The company comes courtesy of the local chef Brendon Hudsonwhose Great grand-parents, Enrico and Maria “Miss Mary” Velleggia, founded Velleggia’s, originally called Enrico’s Tavern, in 1937 after emigrating from Italy.
Hudson grew up helping out in the restaurant when his grandfather owned it, starting as a host when he was just 8 years old. “Of course, I would put everyone at the wrong table. No one could get angry because I was the owner’s grandson. This helped inspire her passion for hospitality and her decision to attend the culinary school of the famous Culinary Institute of America.
With his companion, David MonteagudoHudson also runs the Mt. Vernon Cafe Allora and Luxury caterer Liliahna.
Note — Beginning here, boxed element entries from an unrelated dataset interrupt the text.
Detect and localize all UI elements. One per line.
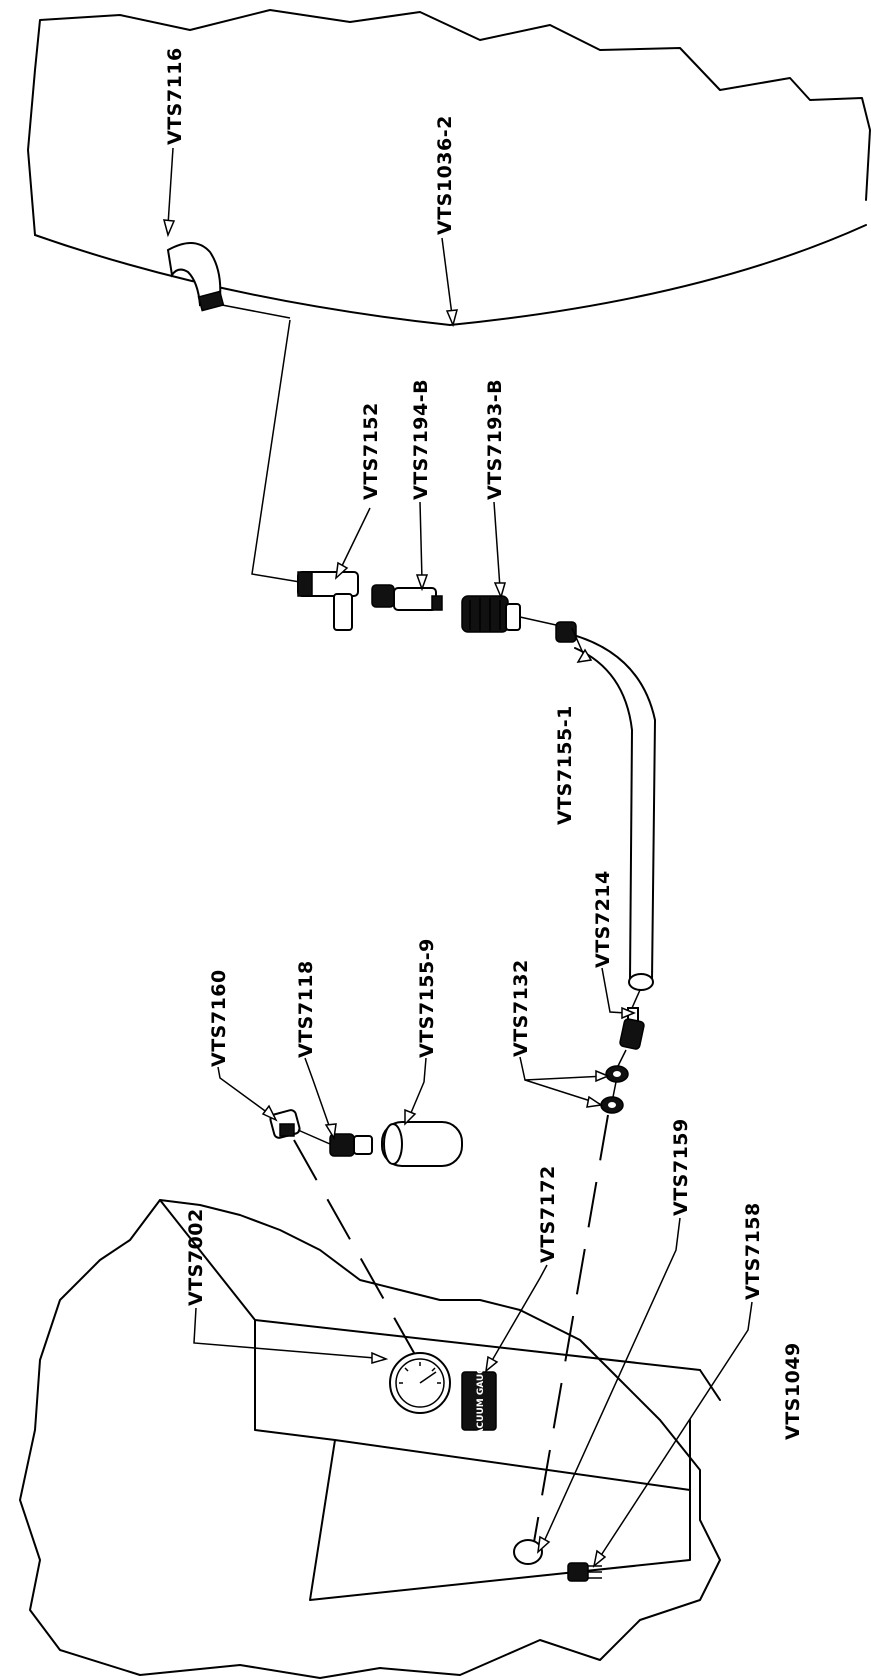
- fitting-part: [567, 1562, 602, 1582]
- gauge-adapter-part: [329, 1133, 373, 1157]
- gauge-elbow-part: [269, 1109, 301, 1139]
- label-vts7132: VTS7132: [510, 959, 532, 1057]
- gauge-fitting-line: [297, 1129, 331, 1145]
- filter-to-hose-line: [519, 616, 557, 626]
- elbow-to-panel-line: [221, 304, 291, 319]
- decal-text: VACUUM GAUGE: [476, 1360, 486, 1442]
- hose-to-tee-line: [631, 989, 641, 1009]
- label-vts7160: VTS7160: [208, 969, 230, 1067]
- label-vts7159: VTS7159: [670, 1118, 692, 1216]
- label-vts7214: VTS7214: [592, 870, 614, 968]
- label-vts7172: VTS7172: [537, 1165, 559, 1263]
- label-vts7116: VTS7116: [164, 47, 186, 145]
- leader-lines: [162, 147, 753, 1568]
- valve-part: [297, 571, 359, 631]
- tee-to-washers-line: [612, 1049, 627, 1098]
- label-vts1036-2: VTS1036-2: [434, 115, 456, 235]
- gauge-dashed-line: [293, 1139, 419, 1361]
- label-vts7155-1: VTS7155-1: [554, 705, 576, 825]
- lower-panel-outline: [19, 1199, 721, 1679]
- vacuum-gauge-part: [389, 1352, 451, 1414]
- main-hose-route-line: [251, 319, 301, 583]
- plug-part: [513, 1539, 543, 1565]
- vacuum-gauge-decal-part: VACUUM GAUGE: [461, 1360, 497, 1442]
- upper-panel-curved-edge: [34, 224, 867, 326]
- label-vts7158: VTS7158: [742, 1202, 764, 1300]
- tee-fitting-part: [619, 1007, 645, 1050]
- filter-part: [461, 595, 521, 633]
- upper-panel-outline: [27, 9, 871, 236]
- label-vts7194-b: VTS7194-B: [410, 379, 432, 500]
- hose-fitting: [555, 621, 577, 643]
- label-vts7152: VTS7152: [360, 402, 382, 500]
- lower-panel-edge: [159, 1199, 721, 1401]
- label-vts7193-b: VTS7193-B: [484, 379, 506, 500]
- washer-dashed-line: [529, 1114, 609, 1566]
- label-vts1049: VTS1049: [782, 1342, 804, 1440]
- label-vts7155-9: VTS7155-9: [416, 938, 438, 1058]
- label-vts7002: VTS7002: [185, 1208, 207, 1306]
- lower-panel-front-face: [254, 1319, 701, 1601]
- short-hose-part: [381, 1121, 463, 1167]
- label-vts7118: VTS7118: [295, 960, 317, 1058]
- check-valve-part: [371, 584, 443, 611]
- elbow-fitting-part: [166, 242, 225, 312]
- long-hose-outer: [561, 631, 656, 981]
- hose-end: [628, 973, 654, 991]
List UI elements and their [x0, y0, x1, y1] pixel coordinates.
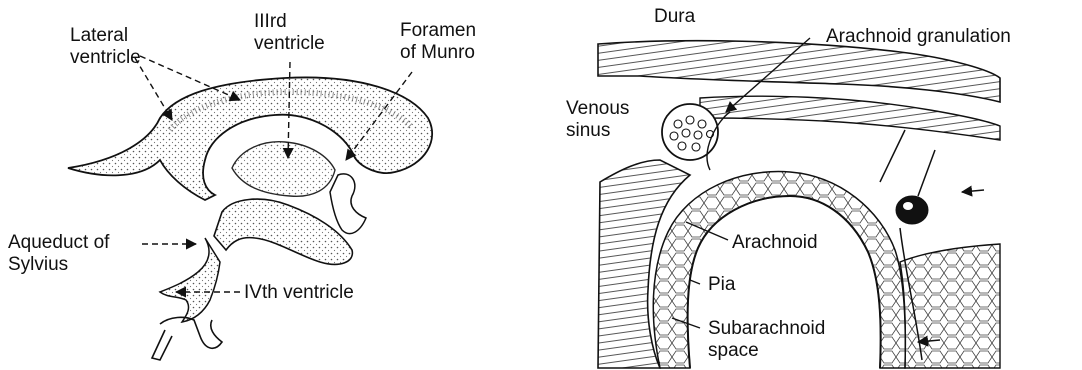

But Hudson said Velleggia’s was “on our list of concepts to open.”
Market representatives first approached him at the end of 2021 with the idea of duplicating Allora at Cross Street. Given that Allora had only opened its doors a few months prior, Hudson didn’t think the time was right. But, “They were persistent, they definitely wanted us there somehow.” During a meeting with Mirmiran, Hudson floated the idea of revamping Velleggia’s. His reaction, Hudson recalls: “We have to do it.”
To prepare, Hudson began dusting off old Velleggia menus from the 1960s as well as the restaurant’s old reservation book. Hudson plans to reach out to old regulars to invite them to the grand opening, hopefully in late summer or early fall. He even plans to keep a pasta dish on the menu which will be set at 1960s prices.